In fact, it is this prophetic heritage tht provides us with the historical connection between Blake and the emblematists. Sanchez Perez points out that long after emblem books ceased to be a part of the intellectual mainstream, they remained popular among the literate Puritan middle class from which Blake took his origin. This class of conscientious nonconformists—strong among the London artisans—was heir to the vaguely millenarian dissenters of the seventeenth century. Raised on a diet of Milton’s sonorities, Bunyan’s vision of the Celestial City, and topical, alarmist readings of the Book of Revelations, they were by nature predisposed to the allegorical, visionary discourse of emblem literature. For them allegory was second nature, trained as they were in relentless typological interpretation of the Old Testament, and continuous anticipation of “signs” of the Final Days. This is Blake’s tradition too. He is a creature of the Bible, Milton, and apocalyptically-tinged Dissent. He represents a Puritan-allegorical tradition that stems ultimately from Spenser, and which was mediated through Bunyan and the emblematists.
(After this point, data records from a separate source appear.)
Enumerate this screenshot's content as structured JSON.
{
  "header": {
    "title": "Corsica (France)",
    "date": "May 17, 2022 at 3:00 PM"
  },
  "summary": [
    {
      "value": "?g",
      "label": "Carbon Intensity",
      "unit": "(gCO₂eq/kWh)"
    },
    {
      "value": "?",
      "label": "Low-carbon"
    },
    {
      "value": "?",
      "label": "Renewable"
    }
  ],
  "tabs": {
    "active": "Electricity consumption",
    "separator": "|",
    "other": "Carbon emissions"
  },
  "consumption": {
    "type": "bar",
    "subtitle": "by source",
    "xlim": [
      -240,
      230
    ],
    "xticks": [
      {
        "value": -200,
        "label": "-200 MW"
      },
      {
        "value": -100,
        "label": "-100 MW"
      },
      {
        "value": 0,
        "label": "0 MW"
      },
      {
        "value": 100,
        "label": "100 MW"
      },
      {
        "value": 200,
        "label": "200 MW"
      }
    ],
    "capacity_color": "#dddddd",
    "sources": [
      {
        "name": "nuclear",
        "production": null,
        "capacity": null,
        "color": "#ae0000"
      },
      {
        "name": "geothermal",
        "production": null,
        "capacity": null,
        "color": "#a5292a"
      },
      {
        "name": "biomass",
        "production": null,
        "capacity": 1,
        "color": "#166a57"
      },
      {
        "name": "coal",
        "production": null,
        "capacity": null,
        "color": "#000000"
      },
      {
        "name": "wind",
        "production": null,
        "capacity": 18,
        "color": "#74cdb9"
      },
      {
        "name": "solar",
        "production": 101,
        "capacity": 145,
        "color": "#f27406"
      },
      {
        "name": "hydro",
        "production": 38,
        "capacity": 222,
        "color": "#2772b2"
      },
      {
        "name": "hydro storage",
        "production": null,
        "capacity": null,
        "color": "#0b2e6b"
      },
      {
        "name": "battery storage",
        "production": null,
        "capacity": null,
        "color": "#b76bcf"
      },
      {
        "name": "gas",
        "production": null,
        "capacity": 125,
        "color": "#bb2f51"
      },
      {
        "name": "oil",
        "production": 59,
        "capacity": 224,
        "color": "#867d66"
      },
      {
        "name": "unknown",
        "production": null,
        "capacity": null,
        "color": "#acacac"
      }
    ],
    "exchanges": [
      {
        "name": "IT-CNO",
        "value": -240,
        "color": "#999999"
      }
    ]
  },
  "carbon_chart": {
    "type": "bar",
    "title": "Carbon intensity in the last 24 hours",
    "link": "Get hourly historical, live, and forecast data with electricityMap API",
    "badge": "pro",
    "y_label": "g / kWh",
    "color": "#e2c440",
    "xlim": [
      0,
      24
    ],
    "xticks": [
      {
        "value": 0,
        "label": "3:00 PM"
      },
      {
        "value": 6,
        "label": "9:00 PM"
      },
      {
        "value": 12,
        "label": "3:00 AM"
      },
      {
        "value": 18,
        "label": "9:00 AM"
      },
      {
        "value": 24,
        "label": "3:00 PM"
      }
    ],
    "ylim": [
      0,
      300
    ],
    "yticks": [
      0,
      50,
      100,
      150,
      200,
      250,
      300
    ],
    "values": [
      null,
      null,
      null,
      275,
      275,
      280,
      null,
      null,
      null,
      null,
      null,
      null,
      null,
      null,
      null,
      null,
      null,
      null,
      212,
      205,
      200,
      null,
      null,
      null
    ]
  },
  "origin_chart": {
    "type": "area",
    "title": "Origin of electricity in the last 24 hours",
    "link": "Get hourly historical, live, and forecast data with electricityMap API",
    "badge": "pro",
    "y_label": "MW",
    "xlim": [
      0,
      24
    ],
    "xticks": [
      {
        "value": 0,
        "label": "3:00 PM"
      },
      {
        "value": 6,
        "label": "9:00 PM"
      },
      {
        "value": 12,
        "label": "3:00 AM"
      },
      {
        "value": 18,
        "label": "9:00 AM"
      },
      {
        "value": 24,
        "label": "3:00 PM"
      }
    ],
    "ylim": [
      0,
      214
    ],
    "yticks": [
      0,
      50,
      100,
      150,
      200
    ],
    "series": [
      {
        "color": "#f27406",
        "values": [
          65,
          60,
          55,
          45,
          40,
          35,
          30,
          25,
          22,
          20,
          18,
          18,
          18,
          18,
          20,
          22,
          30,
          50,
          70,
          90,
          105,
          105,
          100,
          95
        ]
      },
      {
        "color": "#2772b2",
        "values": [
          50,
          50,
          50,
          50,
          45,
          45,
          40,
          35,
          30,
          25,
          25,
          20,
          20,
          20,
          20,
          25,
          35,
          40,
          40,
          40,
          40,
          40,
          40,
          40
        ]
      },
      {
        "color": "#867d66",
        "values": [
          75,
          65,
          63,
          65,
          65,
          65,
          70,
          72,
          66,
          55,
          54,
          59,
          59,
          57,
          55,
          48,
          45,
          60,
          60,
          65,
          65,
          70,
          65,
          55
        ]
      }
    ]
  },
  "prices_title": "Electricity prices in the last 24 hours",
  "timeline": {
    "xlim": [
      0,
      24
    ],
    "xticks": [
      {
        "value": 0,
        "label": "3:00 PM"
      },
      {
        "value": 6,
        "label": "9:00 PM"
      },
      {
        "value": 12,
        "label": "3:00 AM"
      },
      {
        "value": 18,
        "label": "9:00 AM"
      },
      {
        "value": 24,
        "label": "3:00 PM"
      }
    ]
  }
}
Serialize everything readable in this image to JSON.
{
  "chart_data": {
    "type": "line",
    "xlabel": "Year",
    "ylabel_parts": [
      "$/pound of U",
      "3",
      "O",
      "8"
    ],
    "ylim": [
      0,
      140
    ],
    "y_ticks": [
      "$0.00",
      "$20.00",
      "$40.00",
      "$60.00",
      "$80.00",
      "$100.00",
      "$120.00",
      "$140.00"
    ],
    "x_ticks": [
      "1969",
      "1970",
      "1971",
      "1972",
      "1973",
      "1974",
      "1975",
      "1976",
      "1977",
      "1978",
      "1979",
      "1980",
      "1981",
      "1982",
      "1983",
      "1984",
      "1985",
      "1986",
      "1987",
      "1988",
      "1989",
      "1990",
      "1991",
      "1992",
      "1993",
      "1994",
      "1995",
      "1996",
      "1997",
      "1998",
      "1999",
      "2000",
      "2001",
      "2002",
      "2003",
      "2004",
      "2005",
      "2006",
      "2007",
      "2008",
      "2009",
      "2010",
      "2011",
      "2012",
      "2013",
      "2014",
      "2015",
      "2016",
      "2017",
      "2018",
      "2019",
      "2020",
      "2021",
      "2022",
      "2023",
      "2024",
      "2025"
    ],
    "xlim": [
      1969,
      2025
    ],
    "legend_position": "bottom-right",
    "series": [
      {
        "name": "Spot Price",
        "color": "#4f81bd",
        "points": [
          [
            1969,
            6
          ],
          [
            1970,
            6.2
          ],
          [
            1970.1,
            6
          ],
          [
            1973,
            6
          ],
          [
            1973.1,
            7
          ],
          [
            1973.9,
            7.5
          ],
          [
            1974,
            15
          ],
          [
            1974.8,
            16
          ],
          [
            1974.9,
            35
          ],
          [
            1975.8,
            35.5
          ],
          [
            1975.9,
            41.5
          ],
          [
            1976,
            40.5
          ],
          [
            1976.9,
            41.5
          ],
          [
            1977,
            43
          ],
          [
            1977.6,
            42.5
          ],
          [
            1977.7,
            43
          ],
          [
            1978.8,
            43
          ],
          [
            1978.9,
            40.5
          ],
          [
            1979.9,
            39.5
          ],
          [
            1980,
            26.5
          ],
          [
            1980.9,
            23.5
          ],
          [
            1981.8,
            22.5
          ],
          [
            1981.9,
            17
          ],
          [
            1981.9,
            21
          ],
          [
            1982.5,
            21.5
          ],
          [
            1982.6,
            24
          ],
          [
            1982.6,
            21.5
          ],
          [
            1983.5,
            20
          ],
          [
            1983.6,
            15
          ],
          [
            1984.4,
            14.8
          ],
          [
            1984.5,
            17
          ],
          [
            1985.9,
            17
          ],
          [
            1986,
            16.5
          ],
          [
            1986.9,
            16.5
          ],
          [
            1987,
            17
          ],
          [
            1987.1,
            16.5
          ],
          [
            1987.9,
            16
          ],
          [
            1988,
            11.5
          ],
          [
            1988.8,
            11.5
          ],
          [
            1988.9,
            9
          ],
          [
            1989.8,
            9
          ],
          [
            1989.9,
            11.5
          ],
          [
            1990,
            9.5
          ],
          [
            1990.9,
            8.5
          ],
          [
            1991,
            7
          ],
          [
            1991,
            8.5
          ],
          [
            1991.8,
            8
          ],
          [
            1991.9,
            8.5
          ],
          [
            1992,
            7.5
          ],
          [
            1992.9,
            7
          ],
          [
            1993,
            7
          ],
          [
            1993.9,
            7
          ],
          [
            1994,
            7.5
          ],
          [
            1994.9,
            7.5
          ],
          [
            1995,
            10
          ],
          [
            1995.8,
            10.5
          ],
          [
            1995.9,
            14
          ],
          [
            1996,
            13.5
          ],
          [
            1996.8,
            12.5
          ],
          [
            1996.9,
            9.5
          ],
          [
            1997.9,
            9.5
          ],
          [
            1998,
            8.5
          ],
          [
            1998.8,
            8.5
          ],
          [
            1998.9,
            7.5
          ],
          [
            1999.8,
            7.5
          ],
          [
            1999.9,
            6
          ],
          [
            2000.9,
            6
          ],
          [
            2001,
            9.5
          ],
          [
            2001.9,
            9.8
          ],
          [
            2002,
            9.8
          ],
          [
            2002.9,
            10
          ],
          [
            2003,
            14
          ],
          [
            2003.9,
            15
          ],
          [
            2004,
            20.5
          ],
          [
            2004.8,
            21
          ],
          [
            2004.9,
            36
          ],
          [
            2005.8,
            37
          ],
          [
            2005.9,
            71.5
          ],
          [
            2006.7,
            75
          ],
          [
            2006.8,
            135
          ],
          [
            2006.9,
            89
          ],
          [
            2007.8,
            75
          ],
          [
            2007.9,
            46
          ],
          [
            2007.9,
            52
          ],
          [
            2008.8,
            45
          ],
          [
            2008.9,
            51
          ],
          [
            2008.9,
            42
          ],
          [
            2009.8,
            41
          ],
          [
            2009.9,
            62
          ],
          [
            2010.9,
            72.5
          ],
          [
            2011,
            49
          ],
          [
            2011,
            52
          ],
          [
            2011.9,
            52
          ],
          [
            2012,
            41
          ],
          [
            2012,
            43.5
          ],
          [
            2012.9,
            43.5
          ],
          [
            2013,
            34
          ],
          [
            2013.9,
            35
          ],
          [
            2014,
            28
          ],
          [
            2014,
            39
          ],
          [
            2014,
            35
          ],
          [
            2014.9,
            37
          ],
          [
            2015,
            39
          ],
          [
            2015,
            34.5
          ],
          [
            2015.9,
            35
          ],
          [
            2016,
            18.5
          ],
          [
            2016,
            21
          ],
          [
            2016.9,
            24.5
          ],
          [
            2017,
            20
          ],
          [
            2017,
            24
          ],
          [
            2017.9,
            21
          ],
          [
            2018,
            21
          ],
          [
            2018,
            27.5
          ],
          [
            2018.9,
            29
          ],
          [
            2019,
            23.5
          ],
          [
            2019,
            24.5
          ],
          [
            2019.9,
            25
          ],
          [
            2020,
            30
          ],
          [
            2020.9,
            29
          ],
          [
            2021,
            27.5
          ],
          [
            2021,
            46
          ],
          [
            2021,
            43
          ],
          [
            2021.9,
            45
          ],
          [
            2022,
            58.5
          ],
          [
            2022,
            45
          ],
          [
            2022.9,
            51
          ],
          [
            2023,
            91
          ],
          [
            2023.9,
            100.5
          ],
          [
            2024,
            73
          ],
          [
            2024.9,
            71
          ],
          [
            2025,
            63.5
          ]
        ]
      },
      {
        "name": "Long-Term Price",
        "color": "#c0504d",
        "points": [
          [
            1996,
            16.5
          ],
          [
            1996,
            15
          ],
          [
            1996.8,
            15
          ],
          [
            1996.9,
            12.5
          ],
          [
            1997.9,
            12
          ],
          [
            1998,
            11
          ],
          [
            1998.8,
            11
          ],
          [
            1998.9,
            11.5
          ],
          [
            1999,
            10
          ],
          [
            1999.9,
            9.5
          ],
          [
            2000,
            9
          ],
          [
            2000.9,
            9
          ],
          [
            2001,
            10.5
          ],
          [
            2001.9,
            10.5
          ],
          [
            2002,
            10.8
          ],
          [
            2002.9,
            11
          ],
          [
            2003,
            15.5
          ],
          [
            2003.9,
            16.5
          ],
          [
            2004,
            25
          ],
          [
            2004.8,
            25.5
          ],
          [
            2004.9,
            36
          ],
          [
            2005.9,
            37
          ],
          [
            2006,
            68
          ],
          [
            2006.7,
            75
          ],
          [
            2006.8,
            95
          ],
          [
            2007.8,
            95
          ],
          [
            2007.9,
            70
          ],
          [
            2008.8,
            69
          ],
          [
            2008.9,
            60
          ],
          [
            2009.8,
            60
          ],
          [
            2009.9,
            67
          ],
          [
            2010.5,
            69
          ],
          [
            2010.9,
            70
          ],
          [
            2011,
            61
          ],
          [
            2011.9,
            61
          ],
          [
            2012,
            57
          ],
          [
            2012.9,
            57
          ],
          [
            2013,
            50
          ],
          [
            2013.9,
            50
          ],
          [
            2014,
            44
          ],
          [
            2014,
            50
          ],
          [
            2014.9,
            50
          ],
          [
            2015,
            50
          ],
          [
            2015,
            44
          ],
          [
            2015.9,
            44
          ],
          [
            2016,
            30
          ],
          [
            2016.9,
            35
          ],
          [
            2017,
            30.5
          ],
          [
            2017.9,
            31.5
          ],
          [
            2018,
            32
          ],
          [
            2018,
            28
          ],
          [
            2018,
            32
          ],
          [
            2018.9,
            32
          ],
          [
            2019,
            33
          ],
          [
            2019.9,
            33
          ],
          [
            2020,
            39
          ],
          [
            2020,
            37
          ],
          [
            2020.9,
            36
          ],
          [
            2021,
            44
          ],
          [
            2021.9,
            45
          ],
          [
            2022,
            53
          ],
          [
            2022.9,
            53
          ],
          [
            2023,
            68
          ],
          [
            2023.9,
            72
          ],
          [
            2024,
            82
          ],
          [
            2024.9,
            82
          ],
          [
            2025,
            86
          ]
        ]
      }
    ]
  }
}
Much of the foregoing paragraph is my interpretation, not necessarily that of Sanchez Perez. He is content to point out the strong connection that undoubtedly exists between some of Blake’s graphic work and emblematic literature. The evidence that his book amasses is extensive and, to my mind, convincing. However, there are sure to be objections to his conclusions, precisely because of the theoretical possibility of coincidental similarities, and the impossibility of proving an artist has been decisively “influenced” by something. Sanchez Perez wraps up his discussion by saying that “the evidence in favour of influences from the emblematic tradition on the graphic work of Blake is sufficiently strong that it cannot be disregarded” (p. 169). But he is quick to add that “[t]here is no standard by which to measure that influence in a clear and precise manner” (p. 170). His book has over eighty illustrations, both from Blake and emblem literature, and some of the parallels are compelling. Yet he warns us that “we must bear in mind that some motifs, in fact, constitute commonplace topics of didactic literature” (p. 164). Prudence has dictated this politic hedging, and I would be the last to blame it.

So in the final analysis, Sanchez Perez steps back from the body of material he has gathered, as if unwilling to make too strong a connection between Blake and his putative sources. His caution is sensible, for the one thing that every student of Blake and the emblematists agrees upon is Blake’s absolute transmutation of the earlier tradition. What had been in the hands of lesser men a mere device for didactic moralizing became in Blake’s hands a powerful instrument for visionary statement. No one who looks upon the graphics of Blake can deny that they are of an entirely different order than the emblem books. But it is good to take note of the debt, however slight, that a great artist owes to his humbler predecessors. And as for those who dislike admitting that Blake was anything other than sui generis, they should recall that originality in itself has nothing to commend it, and an overly self-conscious individuality can be a positive hindrance to substantial achievement. What matters in any art is obedience to creative energy—the spirit of Los. Sanchez Perez has shown that, whatever debt Blake owed to the emblematists, he never disobeyed that spirit.